Just thought I'd share.

http://theeffstop.com/tag/empire-builder/


----------



## Eric308 (May 23, 2013)

Hey Mr. Reeves....that was awesome. Thanks for sharing. Great everything as you said. I'm riding the EB next week to PDX and SEA. That really got me wired for the trip! PS...I even know where Hicksville is!


----------



## TimePeace (May 23, 2013)

Wow that is a nice piece. Excellent photographs, unique.


----------



## Anne (May 23, 2013)

This was fun. Great photos and memories. I don't understand about collecting nails. Is this something train riders do?


----------



## PA Traveler (Jun 3, 2013)

That was great! It really reminded me of our trip a few years ago. We even stayed at the Klaloch Lodge on that trip, one of his first photos.


----------



## Shortline (Jun 4, 2013)

Anne said:


> This was fun. Great photos and memories. I don't understand about collecting nails. Is this something train riders do?
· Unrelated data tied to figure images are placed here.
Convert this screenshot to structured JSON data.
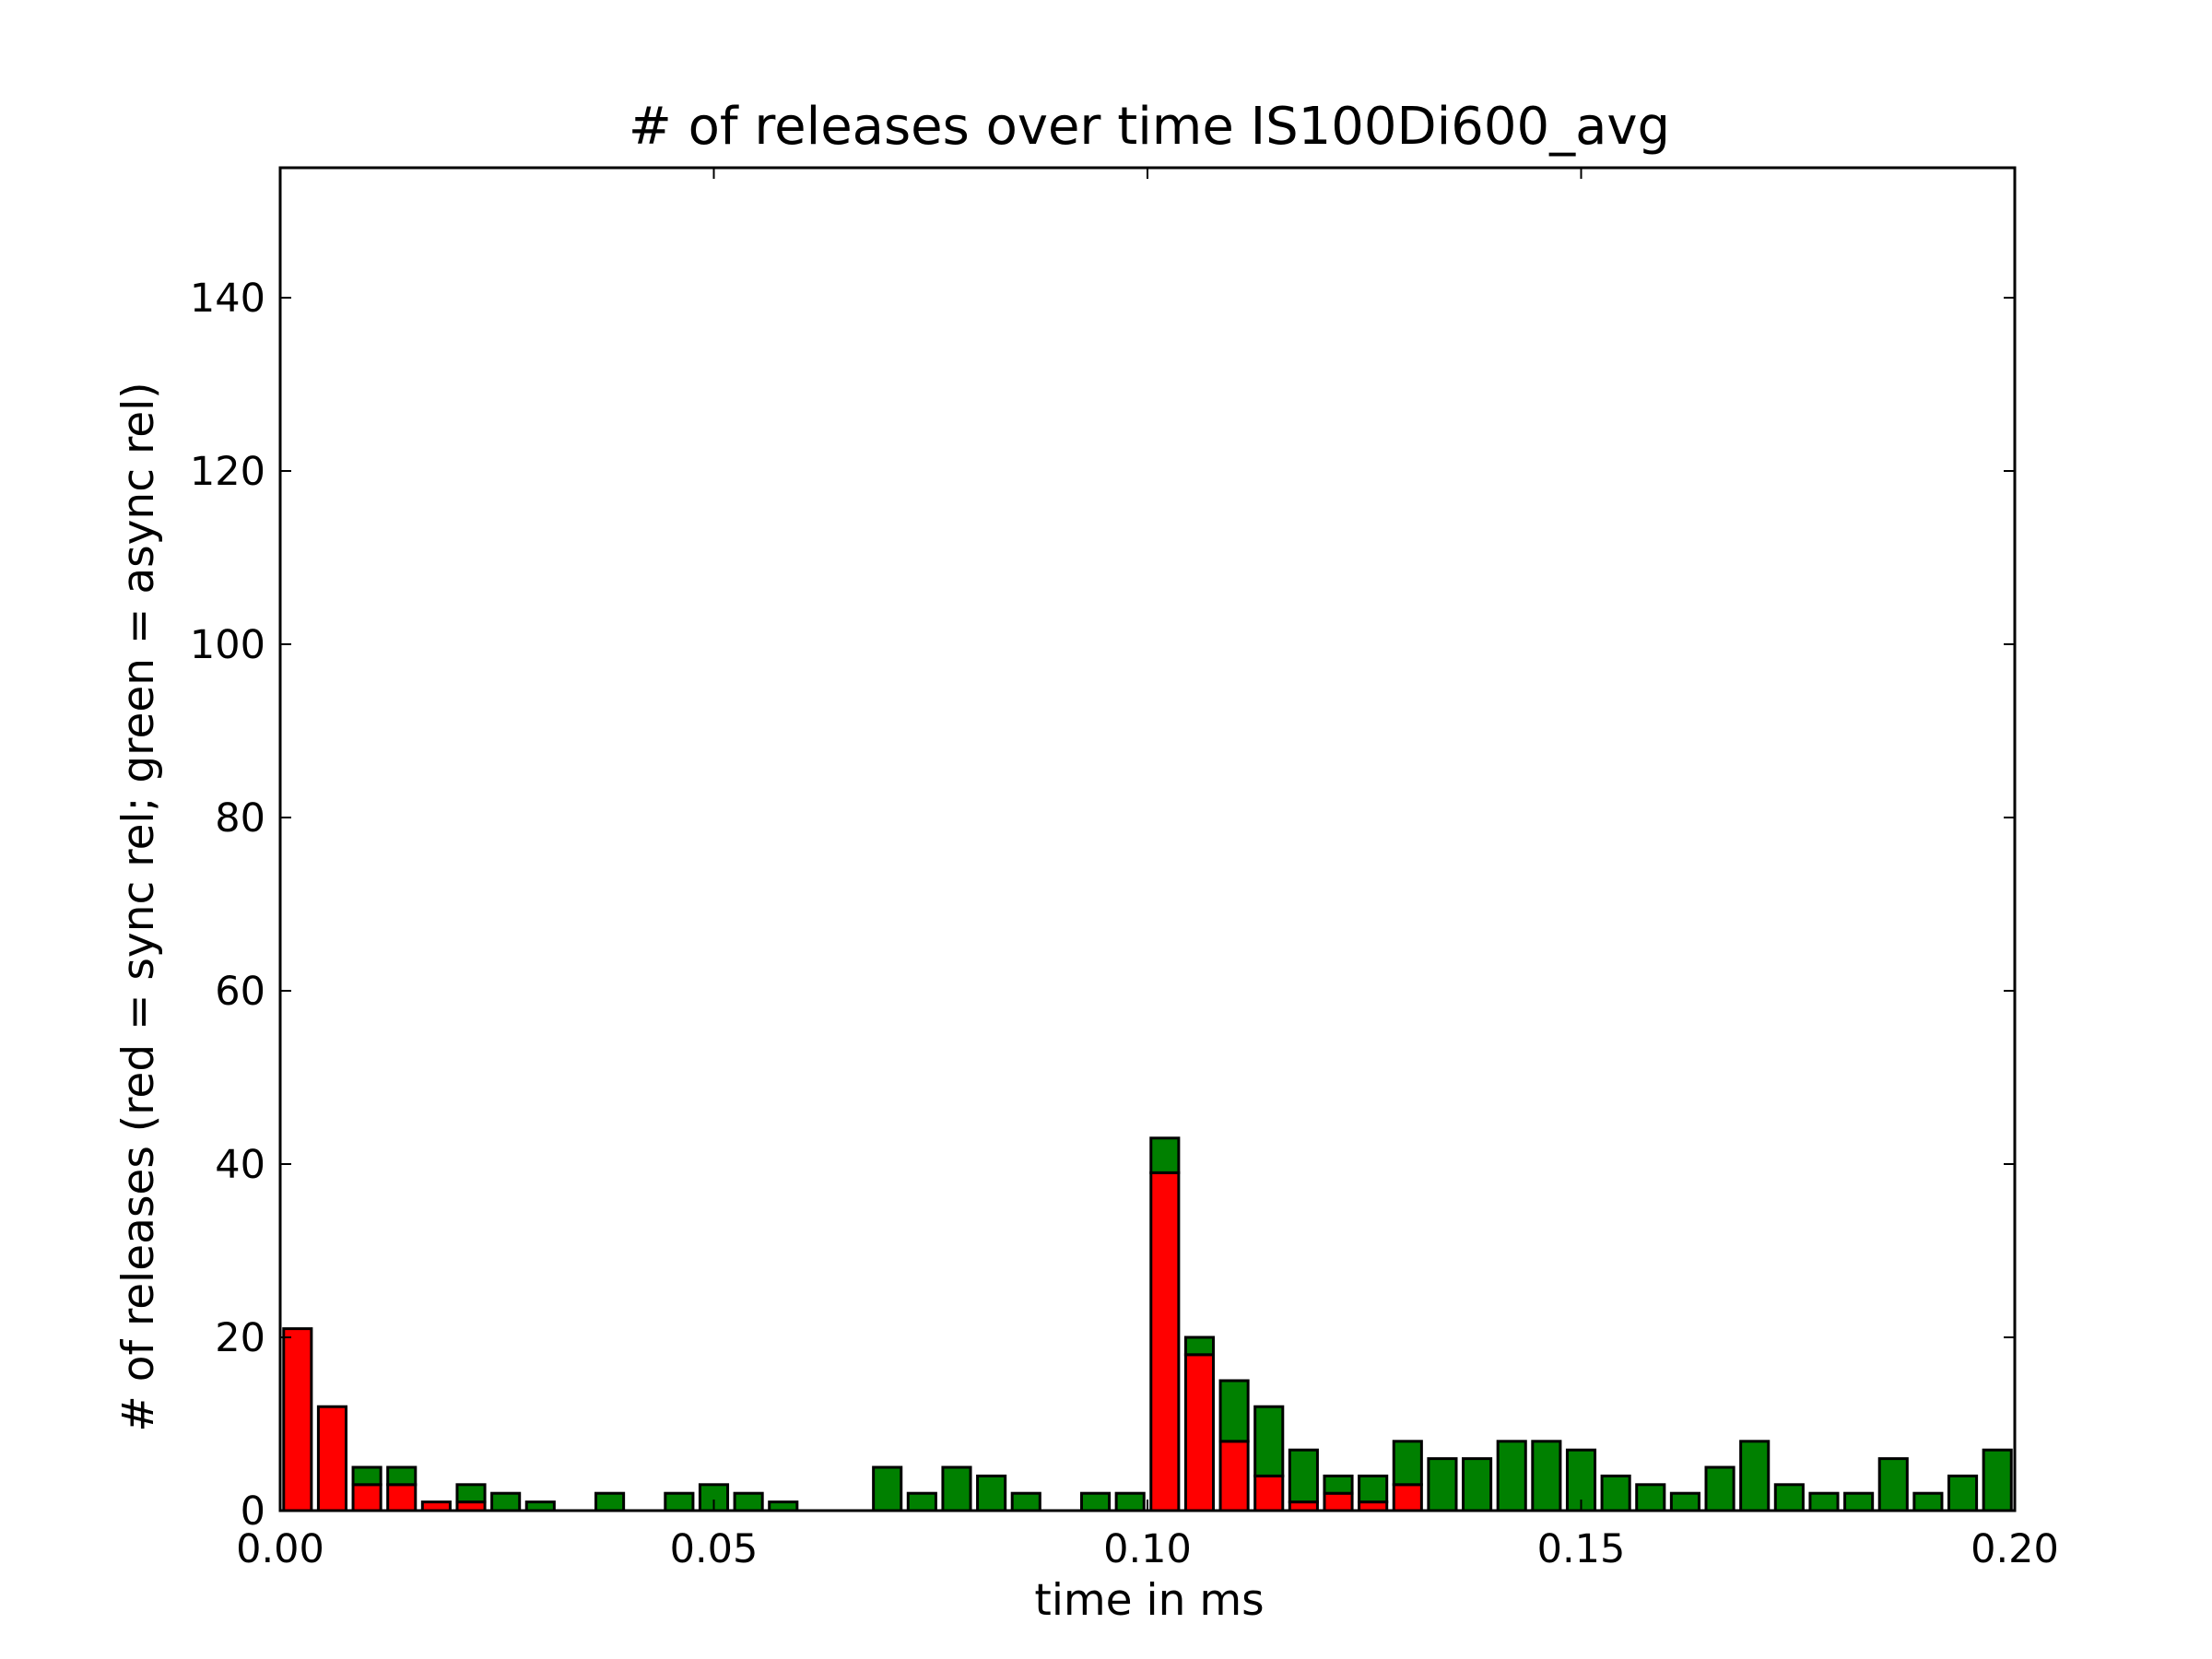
{
  "chart_data": {
    "type": "bar",
    "stacked": true,
    "title": "# of releases over time IS100Di600_avg",
    "xlabel": "time in ms",
    "ylabel": "# of releases (red = sync rel; green = async rel)",
    "xlim": [
      0.0,
      0.2
    ],
    "ylim": [
      0,
      155
    ],
    "xticks": [
      "0.00",
      "0.05",
      "0.10",
      "0.15",
      "0.20"
    ],
    "yticks": [
      "0",
      "20",
      "40",
      "60",
      "80",
      "100",
      "120",
      "140"
    ],
    "bin_width": 0.004,
    "x": [
      0.002,
      0.006,
      0.01,
      0.014,
      0.018,
      0.022,
      0.026,
      0.03,
      0.034,
      0.038,
      0.042,
      0.046,
      0.05,
      0.054,
      0.058,
      0.062,
      0.066,
      0.07,
      0.074,
      0.078,
      0.082,
      0.086,
      0.09,
      0.094,
      0.098,
      0.102,
      0.106,
      0.11,
      0.114,
      0.118,
      0.122,
      0.126,
      0.13,
      0.134,
      0.138,
      0.142,
      0.146,
      0.15,
      0.154,
      0.158,
      0.162,
      0.166,
      0.17,
      0.174,
      0.178,
      0.182,
      0.186,
      0.19,
      0.194,
      0.198
    ],
    "series": [
      {
        "name": "sync rel",
        "color": "#ff0000",
        "values": [
          21,
          12,
          3,
          3,
          1,
          1,
          0,
          0,
          0,
          0,
          0,
          0,
          0,
          0,
          0,
          0,
          0,
          0,
          0,
          0,
          0,
          0,
          0,
          0,
          0,
          39,
          18,
          8,
          4,
          1,
          2,
          1,
          3,
          0,
          0,
          0,
          0,
          0,
          0,
          0,
          0,
          0,
          0,
          0,
          0,
          0,
          0,
          0,
          0,
          0
        ]
      },
      {
        "name": "async rel",
        "color": "#008000",
        "values": [
          0,
          0,
          2,
          2,
          0,
          2,
          2,
          1,
          0,
          2,
          0,
          2,
          3,
          2,
          1,
          0,
          0,
          5,
          2,
          5,
          4,
          2,
          0,
          2,
          2,
          4,
          2,
          7,
          8,
          6,
          2,
          3,
          5,
          6,
          6,
          8,
          8,
          7,
          4,
          3,
          2,
          5,
          8,
          3,
          2,
          2,
          6,
          2,
          4,
          7
        ]
      }
    ]
  }
}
I suspect what they were collecting were track spikes... Pretty much if you have one, you have them all. They tend to get heavy. Back in the day some would collect Date Nails, small nails that had a 2 digit number indicating when that tie was installed. I have several going back to the late 1800's but they wouldn't have found any of those on the EB route I don't believe. They can still be found on some old branch lines, but its been years since I've found one, anywhere....oldest I have found is 1883 (83) newest is 1942 (42). Not sure when they stopped using them.


----------



## Jean (Jun 4, 2013)

Yes, thanks so much for posting this, loved it all. I too have stayed in Klaloch Lodge, Canada geese were flying south, almost dipping into the waves as they flew along the beach. His EB report was a great advertisement for Amtrak and Charles.

Jean


----------